Reacting to the presence of CRPF personnel in the campus, assistant professor Avinash Kumar, Centre for informal sector and labour studies, School of Social Sciences said, “Bringing the CRPF into the campus is the most draconian idea one can think of. The students are only demanding their legitimate right. Parents of 40% of the students in JNU have an annual income of less than ₹12,000.”
“The administration has increased the fees even without consulting the students adding to this they have also put forth news rules to curb students’ freedom in campus. Why isn’t the vice-chancellor or registrar or proctor speaking to the students? Why aren’t they explaining to the students the reasons behind the fee hike? What is the economics of raising the fees from ₹5,000 to ₹12,000? The administration wants ESI and other emoluments paid to the administrative staff to be paid by the students. The government wants to get rid of all responsibilities. Why should students bear the brunt? Has the state withdrawn from welfarism? The whole idea behind this is to change the character of the university.”

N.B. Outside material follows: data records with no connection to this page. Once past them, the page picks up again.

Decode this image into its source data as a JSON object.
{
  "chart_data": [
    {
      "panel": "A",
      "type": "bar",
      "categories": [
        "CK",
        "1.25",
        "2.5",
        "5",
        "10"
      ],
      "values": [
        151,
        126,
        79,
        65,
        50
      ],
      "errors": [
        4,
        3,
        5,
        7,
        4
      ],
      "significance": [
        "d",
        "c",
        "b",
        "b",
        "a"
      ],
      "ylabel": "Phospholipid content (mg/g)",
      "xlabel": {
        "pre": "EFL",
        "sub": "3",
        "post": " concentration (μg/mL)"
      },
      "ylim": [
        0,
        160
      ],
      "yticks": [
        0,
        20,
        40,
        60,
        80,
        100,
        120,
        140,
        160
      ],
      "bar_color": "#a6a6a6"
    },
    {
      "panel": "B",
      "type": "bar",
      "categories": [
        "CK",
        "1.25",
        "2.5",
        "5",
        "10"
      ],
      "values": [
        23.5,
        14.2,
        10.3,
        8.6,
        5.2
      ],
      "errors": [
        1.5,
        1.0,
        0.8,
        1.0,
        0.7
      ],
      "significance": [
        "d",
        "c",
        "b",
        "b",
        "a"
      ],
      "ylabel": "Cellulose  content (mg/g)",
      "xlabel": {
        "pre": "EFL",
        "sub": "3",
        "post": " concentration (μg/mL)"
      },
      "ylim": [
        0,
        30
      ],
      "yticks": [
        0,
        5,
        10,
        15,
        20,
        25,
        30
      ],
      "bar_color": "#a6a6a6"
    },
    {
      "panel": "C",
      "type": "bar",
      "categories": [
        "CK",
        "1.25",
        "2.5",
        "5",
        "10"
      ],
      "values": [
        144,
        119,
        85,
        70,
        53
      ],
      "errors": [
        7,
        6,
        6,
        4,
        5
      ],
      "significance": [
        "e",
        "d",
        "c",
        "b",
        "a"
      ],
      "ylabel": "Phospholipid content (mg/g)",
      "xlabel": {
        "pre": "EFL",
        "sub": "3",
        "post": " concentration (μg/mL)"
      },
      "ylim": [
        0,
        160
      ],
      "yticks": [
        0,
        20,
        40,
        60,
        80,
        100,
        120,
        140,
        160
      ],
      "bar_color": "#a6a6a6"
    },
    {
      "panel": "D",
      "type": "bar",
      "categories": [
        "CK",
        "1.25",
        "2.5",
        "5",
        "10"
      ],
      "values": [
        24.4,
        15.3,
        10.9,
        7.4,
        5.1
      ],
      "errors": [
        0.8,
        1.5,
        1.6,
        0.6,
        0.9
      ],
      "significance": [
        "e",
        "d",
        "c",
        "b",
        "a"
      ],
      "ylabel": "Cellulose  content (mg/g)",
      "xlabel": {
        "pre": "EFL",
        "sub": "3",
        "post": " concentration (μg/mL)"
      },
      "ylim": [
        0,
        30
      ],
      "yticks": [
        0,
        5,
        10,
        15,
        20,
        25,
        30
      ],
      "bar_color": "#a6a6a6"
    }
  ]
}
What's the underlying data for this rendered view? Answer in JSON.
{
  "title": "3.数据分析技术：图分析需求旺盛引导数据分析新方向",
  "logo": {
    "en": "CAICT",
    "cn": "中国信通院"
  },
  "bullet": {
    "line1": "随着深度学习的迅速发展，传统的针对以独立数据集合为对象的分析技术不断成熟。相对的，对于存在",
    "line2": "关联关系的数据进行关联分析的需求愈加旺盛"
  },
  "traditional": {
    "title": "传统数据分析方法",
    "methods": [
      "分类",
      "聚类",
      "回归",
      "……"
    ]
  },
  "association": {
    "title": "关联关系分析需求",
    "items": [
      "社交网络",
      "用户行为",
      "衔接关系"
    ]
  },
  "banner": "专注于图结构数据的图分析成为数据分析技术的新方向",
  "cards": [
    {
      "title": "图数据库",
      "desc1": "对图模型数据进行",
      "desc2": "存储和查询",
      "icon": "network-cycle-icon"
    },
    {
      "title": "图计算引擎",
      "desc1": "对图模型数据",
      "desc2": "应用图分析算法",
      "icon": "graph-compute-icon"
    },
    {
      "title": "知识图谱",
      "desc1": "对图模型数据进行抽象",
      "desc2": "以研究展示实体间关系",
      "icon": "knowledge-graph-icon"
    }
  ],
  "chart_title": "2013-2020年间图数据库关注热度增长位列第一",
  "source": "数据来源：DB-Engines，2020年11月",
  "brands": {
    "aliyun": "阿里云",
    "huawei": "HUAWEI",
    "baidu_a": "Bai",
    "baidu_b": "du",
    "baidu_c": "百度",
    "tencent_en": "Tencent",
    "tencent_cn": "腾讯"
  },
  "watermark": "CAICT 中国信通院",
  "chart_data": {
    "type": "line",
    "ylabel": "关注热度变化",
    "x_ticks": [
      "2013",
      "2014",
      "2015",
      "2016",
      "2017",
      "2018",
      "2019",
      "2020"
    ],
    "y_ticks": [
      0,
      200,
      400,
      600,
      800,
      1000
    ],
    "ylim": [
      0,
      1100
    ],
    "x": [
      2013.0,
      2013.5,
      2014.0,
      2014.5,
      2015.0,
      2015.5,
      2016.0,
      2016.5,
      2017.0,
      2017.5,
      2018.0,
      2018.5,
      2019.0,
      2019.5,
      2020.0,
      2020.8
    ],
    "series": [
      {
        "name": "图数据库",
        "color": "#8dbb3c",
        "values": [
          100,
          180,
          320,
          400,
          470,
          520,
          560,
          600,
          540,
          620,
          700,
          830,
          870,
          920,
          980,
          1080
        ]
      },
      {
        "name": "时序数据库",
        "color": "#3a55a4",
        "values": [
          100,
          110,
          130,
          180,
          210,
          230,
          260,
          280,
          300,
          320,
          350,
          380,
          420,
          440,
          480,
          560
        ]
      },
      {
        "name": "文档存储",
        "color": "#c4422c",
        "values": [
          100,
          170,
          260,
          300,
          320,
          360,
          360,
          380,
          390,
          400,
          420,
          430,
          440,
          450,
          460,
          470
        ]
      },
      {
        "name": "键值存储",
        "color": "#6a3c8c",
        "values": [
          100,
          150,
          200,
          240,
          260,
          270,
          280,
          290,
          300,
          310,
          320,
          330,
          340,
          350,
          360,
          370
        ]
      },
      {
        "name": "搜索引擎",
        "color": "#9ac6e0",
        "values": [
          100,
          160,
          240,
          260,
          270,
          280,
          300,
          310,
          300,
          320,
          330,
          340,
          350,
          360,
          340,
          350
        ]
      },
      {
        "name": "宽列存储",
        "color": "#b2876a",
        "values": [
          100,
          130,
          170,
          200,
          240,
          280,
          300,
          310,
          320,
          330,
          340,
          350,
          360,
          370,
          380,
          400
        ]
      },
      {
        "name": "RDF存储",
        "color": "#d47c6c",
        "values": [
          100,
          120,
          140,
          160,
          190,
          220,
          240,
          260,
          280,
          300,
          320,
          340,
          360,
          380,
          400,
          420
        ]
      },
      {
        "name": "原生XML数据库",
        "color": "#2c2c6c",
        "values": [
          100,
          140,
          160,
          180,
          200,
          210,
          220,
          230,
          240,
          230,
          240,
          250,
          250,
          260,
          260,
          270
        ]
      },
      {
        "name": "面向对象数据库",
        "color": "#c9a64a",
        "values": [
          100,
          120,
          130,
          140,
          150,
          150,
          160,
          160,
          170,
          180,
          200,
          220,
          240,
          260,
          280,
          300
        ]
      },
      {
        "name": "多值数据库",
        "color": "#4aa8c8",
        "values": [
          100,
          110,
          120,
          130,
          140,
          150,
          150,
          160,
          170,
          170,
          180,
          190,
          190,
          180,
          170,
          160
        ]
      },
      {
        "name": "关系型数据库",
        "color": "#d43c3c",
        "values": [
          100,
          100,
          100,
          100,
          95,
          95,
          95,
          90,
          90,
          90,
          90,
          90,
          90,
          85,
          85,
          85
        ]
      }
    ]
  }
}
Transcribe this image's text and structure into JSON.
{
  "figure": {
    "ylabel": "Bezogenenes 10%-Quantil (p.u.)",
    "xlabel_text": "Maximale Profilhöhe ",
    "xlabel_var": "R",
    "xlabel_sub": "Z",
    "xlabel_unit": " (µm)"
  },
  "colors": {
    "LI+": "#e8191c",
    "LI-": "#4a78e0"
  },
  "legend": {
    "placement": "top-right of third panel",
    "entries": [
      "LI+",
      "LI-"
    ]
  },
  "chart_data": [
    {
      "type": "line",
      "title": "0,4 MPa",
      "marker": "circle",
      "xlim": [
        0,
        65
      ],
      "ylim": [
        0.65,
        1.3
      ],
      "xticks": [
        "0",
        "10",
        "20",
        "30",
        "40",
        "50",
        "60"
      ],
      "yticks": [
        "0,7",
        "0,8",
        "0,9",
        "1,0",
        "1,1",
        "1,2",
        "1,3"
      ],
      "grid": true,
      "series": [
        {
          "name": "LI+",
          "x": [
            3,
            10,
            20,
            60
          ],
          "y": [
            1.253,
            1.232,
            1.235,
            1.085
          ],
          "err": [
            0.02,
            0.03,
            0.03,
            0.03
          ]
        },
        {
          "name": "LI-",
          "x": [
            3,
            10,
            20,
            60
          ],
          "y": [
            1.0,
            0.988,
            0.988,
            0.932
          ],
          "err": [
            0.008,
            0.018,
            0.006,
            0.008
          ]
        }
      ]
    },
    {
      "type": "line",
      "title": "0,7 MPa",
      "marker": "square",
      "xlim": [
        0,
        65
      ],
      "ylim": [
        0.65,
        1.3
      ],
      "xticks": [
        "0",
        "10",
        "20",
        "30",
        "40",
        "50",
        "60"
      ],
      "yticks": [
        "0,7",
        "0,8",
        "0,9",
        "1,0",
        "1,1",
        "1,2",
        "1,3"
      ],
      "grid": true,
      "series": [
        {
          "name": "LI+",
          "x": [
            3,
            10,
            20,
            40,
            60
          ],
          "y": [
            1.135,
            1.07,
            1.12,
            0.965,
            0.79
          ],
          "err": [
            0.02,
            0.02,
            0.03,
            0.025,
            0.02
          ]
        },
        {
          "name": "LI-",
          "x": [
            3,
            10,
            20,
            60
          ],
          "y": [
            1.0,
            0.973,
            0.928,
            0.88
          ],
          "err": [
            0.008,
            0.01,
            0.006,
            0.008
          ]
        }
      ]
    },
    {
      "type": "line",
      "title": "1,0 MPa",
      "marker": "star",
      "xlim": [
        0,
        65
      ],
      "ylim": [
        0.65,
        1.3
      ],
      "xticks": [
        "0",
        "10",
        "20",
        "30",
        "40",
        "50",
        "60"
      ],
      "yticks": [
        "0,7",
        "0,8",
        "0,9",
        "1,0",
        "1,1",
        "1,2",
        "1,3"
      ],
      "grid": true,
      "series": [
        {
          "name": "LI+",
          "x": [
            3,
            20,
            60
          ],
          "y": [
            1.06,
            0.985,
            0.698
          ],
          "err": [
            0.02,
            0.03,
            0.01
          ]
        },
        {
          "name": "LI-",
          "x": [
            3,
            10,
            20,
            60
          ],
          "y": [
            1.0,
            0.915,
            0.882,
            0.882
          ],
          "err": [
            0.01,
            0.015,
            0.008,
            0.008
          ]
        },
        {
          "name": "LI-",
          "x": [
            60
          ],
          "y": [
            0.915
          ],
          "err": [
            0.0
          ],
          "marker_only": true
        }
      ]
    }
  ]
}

JNU has been in the news for the last few years and the popular perception peddled in media now is that students of the campus indulge in anti-national activities. Refuting this Kumar says, “JNU is the only university which reaches out to different state capitals to hold tests and get students. Technically, JNU is a central university, but the JNU statute calls itself a national university. This is the only campus where there are more female students than male students. There are more students here from the deprived and economically weaker sections than the middle class or the upper middle class. This is a campus which has evolved through many progressive experiments.”
The first step to change the character of the university in this direction was taken in 2017, when student intake was cut drastically. JNU has always been a very small university, primarily dedicated to research. Its student intake underwent a 54% increase by 2012. In March 2017, the VC unilaterally cut the intake to JNU’s research programme by 83%, citing that the supervisor-student ratio had been exceeded as prescribed by the UGC in 2016.
“The current administration’s idea is to make the university exclusive, which only a few can afford, their idea is to destroy this great institution. JNU will not be JNU, if its students aren’t here,” says Prof DK Lobiyal.